76 F.3d 378
NOTICE: Sixth Circuit Rule 24(c) states that citation of unpublished dispositions is disfavored except for establishing res judicata, estoppel, or the law of the case and requires service of copies of cited unpublished dispositions of the Sixth Circuit.
Joe Alexander BROWDER, Jr., Plaintiff-Appellant,
v.
Dr. DONNELY; Dr. Saunders; Trover Clinic; Dave Wirthlin,
Deputy; Dianna Patterson; Jim Lantrip; Hopkins County,
Kentucky; Bob Edge, Deputy; Daviess County, Kentucky;
Department of Corrections; Harold Taylor, Jailer; Joseph
Deaton; Minor Emergi-Center, Defendants-Appellees.
No. 95-5990.
United States Court of Appeals, Sixth Circuit.
Feb. 7, 1996.
Before: KENNEDY and SUHRHRINRICH, Circuit Judges, and GILMORE, District Judge.*
ORDER
Joe Alexander Browder, Jr., a pro se Kentucky prisoner, appeals a district court order denying his request for an extension of time in which to appeal the district court's dismissal of his civil rights action filed under 42 U.S.C. § 1983. This case has been referred to a panel of the court pursuant to Rule 9(a), Rules of the Sixth Circuit. Upon examination, this panel unanimously agrees that oral argument is not needed. Fed.R.App.P. 34(a).
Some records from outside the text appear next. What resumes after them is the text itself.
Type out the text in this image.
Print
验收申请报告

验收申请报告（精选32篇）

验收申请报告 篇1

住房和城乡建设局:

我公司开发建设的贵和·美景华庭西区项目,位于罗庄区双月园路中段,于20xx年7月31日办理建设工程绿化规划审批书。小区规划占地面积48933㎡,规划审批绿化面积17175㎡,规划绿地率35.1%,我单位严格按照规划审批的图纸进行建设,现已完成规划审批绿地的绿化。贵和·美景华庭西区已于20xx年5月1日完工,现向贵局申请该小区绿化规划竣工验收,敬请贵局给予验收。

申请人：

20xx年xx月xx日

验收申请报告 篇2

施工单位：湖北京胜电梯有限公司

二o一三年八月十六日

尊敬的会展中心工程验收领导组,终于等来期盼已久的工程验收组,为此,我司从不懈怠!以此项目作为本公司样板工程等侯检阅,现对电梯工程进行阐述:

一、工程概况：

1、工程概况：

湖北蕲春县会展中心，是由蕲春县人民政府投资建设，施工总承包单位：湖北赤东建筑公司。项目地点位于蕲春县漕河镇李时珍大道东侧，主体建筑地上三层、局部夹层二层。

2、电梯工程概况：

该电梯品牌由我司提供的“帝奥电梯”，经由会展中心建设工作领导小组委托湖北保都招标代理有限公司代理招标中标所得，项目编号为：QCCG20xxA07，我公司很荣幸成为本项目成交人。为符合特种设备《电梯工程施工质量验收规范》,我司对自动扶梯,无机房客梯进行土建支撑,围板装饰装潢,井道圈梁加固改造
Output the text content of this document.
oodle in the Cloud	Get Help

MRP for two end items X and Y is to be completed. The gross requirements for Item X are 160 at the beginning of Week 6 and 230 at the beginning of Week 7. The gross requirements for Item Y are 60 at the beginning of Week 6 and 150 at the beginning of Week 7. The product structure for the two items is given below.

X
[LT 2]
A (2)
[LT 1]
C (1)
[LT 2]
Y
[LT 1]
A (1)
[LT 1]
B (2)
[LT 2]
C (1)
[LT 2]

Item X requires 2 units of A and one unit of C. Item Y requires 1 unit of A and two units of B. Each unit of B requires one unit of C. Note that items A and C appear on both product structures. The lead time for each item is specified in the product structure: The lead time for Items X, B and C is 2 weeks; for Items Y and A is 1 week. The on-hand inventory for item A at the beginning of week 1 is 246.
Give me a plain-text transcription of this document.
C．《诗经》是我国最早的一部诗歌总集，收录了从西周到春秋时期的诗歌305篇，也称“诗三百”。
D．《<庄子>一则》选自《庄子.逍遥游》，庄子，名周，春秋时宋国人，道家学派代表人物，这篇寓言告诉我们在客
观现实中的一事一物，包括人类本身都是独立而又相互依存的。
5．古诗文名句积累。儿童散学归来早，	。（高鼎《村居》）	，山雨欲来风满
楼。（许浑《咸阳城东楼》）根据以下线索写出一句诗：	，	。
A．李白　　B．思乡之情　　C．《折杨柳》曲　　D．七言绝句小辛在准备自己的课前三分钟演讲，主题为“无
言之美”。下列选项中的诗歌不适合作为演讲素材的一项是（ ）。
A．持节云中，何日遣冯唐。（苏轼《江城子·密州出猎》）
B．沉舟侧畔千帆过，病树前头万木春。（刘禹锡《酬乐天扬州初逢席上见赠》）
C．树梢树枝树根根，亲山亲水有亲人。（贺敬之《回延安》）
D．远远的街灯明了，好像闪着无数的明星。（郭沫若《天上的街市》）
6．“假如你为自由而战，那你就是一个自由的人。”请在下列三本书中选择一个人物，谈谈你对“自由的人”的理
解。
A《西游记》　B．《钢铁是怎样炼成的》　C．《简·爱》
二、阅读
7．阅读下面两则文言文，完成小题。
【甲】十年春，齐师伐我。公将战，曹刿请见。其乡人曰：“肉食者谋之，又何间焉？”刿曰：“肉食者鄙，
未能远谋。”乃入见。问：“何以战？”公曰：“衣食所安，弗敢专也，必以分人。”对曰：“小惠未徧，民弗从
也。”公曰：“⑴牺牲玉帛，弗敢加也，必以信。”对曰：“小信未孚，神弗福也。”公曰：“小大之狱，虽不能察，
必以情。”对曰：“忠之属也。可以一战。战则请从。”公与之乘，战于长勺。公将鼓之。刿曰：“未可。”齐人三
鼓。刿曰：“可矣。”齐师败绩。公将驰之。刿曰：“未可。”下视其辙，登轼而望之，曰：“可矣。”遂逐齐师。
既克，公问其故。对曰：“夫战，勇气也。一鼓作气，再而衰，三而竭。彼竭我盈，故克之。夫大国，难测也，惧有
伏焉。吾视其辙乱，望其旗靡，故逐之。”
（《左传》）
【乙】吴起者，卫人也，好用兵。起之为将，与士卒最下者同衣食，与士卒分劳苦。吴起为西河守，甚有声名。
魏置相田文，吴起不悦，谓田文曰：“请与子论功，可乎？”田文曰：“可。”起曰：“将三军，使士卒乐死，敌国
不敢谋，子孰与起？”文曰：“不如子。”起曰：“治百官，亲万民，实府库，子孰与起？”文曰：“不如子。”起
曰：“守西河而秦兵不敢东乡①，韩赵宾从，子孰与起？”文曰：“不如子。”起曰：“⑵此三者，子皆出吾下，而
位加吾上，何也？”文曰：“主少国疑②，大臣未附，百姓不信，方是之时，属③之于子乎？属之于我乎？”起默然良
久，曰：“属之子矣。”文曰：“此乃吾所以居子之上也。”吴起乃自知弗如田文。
In an underlying civil rights action, Browder sued the Kentucky Department of Corrections (KDOC), Hopkins County and Daviess County (Kentucky), officials of the Hopkins County Jail and Daviess County Detention Center, the Trover Clinic and two of its orthopedic surgeons, and the Minor Emergi-Center of Owensboro and one of its physicians. Browder primarily alleged that, on January 24, 1994, while temporarily housed in the Hopkins County Jail's dayroom with other detainees, he suffered an injury to the fifth metacarpal of his right hand (the result of a fight with another detainee) which was negligently treated, resulting in pain and disability. He alleged that the defendants' actions violated Kentucky law and his Eighth Amendment right to be free from cruel and unusual punishment. Browder sought unspecified compensatory damages, over $12 million in punitive damages, and the termination of employment of each individual defendant.
A magistrate judge, in separate findings of fact and conclusions of law, recommended that the KDOC's motion to dismiss be granted because that body was not considered a person within the meaning of § 1983, that summary judgment be granted in favor of the Trover Clinic and Minor Emergi-Center defendants because those defendants were not state actors and because Browder's claims against them sounded in medical malpractice only, and that the complaint be dismissed as to all defendants for want of prosecution. Browder did not file objections to any of these recommendations. The district court adopted the magistrate judge's recommendations and, on January 31, 1995, entered judgments granting the motion to dismiss and the motions for summary judgment, and dismissing the action for want of prosecution. The county defendants' motion for summary judgment was dismissed as moot.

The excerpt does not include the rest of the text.